What is the main difference between simple regression and multiple regression?

What is the main difference between simple regression and multiple regression?

Simple Linear Regression

Simple Linear Regression establishes the relationship between two variables using a straight line. It attempts to draw a line that comes closest to the data by finding the slope and intercept which define the line and minimize regression errors. Simple linear regression has only one x and one y variable.

Multi Linear Regression

Multiple Linear regressions are based on the assumption that there is a linear relationship between both the dependent and independent variables or Predictor variable and Target variable. It also assumes that there is no major correlation between the independent variables. Multi Linear regressions can be linear and nonlinear.

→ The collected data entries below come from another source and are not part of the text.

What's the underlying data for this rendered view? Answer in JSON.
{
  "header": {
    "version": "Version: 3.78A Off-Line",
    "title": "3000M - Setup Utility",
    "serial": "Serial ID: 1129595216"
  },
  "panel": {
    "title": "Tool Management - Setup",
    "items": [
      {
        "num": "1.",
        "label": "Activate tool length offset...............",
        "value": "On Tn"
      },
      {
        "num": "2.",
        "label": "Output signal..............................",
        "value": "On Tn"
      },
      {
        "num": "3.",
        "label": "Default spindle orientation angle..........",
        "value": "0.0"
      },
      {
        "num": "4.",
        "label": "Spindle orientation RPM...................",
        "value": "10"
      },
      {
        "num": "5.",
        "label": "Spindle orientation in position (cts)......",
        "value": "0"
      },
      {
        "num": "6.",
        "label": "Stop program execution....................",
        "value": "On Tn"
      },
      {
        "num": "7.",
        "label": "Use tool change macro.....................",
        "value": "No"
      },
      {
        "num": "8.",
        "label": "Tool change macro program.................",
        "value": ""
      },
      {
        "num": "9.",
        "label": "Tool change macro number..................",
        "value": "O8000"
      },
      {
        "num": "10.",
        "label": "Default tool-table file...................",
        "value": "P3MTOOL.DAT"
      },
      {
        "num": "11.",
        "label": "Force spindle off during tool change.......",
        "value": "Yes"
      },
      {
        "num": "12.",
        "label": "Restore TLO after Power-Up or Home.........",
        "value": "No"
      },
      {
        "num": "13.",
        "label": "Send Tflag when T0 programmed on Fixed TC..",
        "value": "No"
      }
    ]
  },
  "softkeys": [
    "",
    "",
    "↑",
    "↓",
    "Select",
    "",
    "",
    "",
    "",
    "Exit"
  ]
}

It has one y and two or more x variables or one dependent variable and two or more independent variables.

Polynomial Regression

Y=θo + θ₁X + θ₂X² + … + θₘXᵐ + residual error

Polynomial Regression is a one of the types of linear regression in which the relationship between the independent variable x and dependent variable y is modeled as an nth degree polynomial. Polynomial regression fits a nonlinear relationship between the value of x and the corresponding conditional mean of y, denoted E (y |x).

Polynomial Regression provides the best approximation of the relationship between the dependent and independent variable.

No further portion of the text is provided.